European and North American populations should be screened for coeliac disease
- A Fasano Division of Pediatric GI and Nutrition, Center for Celiac Research, University of Maryland School of Medicine, P.O.
Box 140, 22 S Greene St, Baltimore, MD, USA;
- Accepted 9 September 2002
Coeliac disease (CD) is an immune mediated enteropathy triggered by ingestion of gluten containing grains in genetically susceptible individuals.1 CD is associated with HLA alleles DQ2 and/or DQ8, and in the continued presence of gluten the disease is self perpetuating.1,2 To sustain the position that active screening in search of CD cases is a justified policy, we will review the WHO guidelines for disease mass screening recommendations to establish whether CD satisfies these criteria.3
WHO CRITERIA FOR MASS SCREENINGS
Early detection of the disease could be difficult on a clinical basis.
The disease must be a common disorder causing significant morbidity in the general population.
The screening tests must be highly sensitive and specific for the target disease.
A treatment for the disease must be available.
If not recognised, the disease could result in severe complications difficult to manage.
CD can manifest with a previously unsuspected range of clinical presentations, including the typical malabsorption syndrome (chronic diarrhoea, weight loss, abdominal distension) and a spectrum of symptoms potentially affecting any organ or body system.4–6 As CD is often atypical or even clinically silent, the vast majority of cases remain undiagnosed for many years and exposed to the risk of long term complications.7
Analysis of the world codistribution of the two key components (HLA genes and grains) involved in CD pathogenesis2 would predict a wide distribution of the disease, both in regions where CD is described as a frequent disorder (that is, Europe)6 and in areas where the disease has been historically considered rare (that is, the USA).2 Recent epidemiological studies conducted in these supposedly “CD free” areas suggest that the disease was indeed under diagnosed,8,9 providing evidence that CD is one of the most frequent genetically based diseases of humankind.

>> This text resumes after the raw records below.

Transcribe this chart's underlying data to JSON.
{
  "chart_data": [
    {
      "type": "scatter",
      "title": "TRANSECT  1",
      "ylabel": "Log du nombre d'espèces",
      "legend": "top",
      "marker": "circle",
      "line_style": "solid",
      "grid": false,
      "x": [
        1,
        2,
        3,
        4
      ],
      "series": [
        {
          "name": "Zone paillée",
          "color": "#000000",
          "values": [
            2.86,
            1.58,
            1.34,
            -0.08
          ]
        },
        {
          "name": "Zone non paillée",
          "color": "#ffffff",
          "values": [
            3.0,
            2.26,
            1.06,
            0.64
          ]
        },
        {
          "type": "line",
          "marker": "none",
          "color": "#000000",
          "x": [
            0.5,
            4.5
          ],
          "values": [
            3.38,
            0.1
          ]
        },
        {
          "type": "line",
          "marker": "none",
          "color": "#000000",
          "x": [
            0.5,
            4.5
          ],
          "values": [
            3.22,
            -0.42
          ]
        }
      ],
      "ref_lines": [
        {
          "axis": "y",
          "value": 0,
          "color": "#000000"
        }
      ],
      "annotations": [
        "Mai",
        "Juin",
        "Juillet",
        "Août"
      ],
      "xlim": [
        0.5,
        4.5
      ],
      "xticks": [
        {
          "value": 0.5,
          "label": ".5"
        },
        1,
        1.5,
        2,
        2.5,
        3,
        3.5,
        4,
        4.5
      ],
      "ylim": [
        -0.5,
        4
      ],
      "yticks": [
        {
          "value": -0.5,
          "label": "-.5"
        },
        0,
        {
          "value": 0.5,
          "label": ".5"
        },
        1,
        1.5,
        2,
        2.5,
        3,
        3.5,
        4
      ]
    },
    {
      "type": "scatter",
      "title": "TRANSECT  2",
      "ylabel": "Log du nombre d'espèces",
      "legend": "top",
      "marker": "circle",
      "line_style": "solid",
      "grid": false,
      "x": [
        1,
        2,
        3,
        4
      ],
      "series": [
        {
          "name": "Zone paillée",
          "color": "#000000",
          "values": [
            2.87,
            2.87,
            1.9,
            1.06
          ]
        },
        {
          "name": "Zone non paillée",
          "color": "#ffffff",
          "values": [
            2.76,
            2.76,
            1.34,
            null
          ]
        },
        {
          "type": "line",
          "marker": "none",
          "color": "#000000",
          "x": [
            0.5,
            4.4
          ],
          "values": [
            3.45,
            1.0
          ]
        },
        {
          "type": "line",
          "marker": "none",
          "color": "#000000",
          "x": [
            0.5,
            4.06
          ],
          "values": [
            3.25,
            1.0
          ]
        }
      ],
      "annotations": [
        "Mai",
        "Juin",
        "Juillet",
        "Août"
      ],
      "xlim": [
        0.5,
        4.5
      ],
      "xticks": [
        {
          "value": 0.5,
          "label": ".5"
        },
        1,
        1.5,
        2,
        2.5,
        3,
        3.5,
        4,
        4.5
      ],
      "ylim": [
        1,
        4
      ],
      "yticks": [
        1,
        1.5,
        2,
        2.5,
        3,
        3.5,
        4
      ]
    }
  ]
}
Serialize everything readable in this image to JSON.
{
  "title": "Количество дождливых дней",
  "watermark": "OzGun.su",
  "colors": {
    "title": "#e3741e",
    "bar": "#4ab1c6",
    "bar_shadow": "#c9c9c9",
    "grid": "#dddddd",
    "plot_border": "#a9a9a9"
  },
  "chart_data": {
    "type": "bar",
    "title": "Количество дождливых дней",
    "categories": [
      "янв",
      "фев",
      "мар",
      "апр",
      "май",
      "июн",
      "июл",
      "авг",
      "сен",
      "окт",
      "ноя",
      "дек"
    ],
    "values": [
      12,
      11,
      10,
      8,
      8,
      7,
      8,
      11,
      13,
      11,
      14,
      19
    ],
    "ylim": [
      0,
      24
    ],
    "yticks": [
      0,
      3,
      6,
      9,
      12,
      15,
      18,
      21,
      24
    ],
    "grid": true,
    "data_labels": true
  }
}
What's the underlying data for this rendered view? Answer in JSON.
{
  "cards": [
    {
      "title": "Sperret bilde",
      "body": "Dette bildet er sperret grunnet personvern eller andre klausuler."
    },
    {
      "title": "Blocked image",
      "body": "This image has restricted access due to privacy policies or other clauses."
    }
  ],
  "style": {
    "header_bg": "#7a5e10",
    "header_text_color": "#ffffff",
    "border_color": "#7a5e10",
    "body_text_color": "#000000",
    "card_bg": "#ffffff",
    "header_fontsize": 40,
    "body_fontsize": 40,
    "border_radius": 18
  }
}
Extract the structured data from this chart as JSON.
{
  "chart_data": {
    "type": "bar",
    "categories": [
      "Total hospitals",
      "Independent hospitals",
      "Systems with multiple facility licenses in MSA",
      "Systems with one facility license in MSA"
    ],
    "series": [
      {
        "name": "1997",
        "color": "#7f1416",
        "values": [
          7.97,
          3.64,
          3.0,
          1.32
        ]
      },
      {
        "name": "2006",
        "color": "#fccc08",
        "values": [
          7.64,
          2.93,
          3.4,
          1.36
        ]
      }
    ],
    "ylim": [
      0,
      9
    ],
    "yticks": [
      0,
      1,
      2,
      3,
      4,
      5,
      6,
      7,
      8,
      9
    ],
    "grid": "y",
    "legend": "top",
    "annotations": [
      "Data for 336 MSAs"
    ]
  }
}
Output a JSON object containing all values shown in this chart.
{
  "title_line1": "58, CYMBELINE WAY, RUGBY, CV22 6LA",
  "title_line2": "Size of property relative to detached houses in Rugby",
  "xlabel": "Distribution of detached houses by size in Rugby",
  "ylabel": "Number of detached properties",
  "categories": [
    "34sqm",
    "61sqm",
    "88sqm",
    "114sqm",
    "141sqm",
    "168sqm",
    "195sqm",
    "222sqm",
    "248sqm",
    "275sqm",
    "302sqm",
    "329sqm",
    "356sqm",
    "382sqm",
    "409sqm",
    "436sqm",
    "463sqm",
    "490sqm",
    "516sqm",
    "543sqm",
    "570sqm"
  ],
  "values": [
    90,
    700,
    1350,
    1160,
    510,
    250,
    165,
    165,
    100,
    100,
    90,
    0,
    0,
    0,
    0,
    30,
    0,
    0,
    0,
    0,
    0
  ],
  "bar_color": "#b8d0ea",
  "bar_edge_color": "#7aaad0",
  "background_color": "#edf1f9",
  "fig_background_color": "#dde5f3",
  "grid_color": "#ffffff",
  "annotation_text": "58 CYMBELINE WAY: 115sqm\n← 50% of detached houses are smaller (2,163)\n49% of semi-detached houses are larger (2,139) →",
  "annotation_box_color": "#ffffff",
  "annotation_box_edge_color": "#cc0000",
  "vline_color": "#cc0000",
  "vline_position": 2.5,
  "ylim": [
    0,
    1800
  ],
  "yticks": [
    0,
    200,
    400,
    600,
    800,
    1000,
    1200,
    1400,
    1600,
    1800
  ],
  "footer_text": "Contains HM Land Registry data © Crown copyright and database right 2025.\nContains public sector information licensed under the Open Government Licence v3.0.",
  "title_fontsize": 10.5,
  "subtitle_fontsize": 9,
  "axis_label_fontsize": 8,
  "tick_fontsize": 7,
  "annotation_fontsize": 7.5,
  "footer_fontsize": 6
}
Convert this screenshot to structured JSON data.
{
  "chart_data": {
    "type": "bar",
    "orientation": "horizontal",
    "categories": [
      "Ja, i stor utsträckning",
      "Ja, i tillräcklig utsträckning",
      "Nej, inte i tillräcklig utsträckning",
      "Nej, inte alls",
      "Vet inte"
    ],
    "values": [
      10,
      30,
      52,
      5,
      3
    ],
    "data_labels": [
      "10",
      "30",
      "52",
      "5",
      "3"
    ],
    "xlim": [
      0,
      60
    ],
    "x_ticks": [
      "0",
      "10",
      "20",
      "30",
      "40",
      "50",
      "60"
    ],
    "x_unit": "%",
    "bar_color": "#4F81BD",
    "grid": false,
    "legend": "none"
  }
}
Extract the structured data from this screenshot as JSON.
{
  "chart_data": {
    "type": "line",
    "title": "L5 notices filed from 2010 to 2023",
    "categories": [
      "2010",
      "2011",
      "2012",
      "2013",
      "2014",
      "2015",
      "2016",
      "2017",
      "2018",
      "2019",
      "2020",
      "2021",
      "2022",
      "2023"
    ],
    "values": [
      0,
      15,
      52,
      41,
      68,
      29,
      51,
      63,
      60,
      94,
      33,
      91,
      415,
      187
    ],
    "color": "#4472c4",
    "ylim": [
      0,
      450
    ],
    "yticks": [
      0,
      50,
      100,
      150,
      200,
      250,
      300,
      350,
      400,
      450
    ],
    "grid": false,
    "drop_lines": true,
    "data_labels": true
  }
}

Both typical and atypical symptoms are extremely debilitating and, if not diagnosed on time, may lead to irreversible complications, including stunted growth, osteoporosis, autoimmune diseases, or intestinal malignancies.10–14
With the appreciation that the clinical presentation of CD is more heterogeneous than previously described, more sensitive and specific screening tests have been developed during the past 10–15 years. The discovery of tissue transglutaminase as the autoantigen target of the CD immune response, together with appreciation of the key role of HLA DQ2/DQ8 in CD pathogenesis, led to the development of new diagnostic algorithms that reached sensitivity and specificity close to 100%.15
CD is unique among autoimmune disorders in that a treatment is available. As the pathogenesis of the disease is related to the interplay between genes (both HLA and not HLA) and known environmental factors (that is, gluten containing grains) that trigger the autoimmune process, the cornerstone of CD treatment is a strict gluten free diet.16–18 Dietary treatment is associated with rapid symptomatic improvement and healing of the coeliac enteropathy, within a matter of months, and this provides additional diagnostic confirmation.
Given the clear role of gluten in causing autoimmunity, CD represents a unique example of an immune mediated disease for which early diagnosis and dietary treatment can prevent its severe, sometimes life threatening, complications. Patients with undiagnosed and untreated CD, as well as those diagnosed later in life, have an increased morbidity and mortality due to associated conditions.11,13 Since CD is a multisystem disorder, these patients are at risk of chronic ill health, permanent stunted growth, infertility, skeletal disorders, and malignancy.10–14,16–18 These patients also incur increased health care costs because of the multiple subspecialists and multiple laboratory tests performed until the correct diagnosis is obtained. The mortality rate at every age is twofold greater in untreated coeliacs.
Does CD fulfil the WHO guidelines for mass screening?
Absolutely, as five out of five major criteria are satisfied.
Why screening for CD?
Even without a cost-benefit analysis, it is intuitive that an increased awareness of the disease, coupled with a low threshold for serological testing, will uncover a large portion of the submerged CD “iceberg”. Due to the high gluten dependent morbidity related to untreated CD and the unacceptable delay with which CD patients are currently diagnosed, serological screenings are justified to prevent both social and personal costs and to increase the quality of life of a multitude of individuals potentially affected by CD.
Coeliac disease is a common condition in Europe and North America, with a prevalence approaching 1% in the general population.
Clinical diagnosis is challenging, given the protean clinical manifestations of the disease. Specific and sensitive serological screening tests are currently available.
There is a treatment available for the disease.
If untreated, coeliac disease may result in lifelong complications.
Currently the “best buy” to screen for the disease is a case finding approach.
Who should be screened?
The need for CD mass screening of the general population will depend on the results of comprehensive, well performed, cost effectiveness analyses. Currently, the best epidemiological approach to look for CD seems to be a systematic process of case finding in which patients with symptoms and/or conditions known to be associated with CD are specifically targeted 19.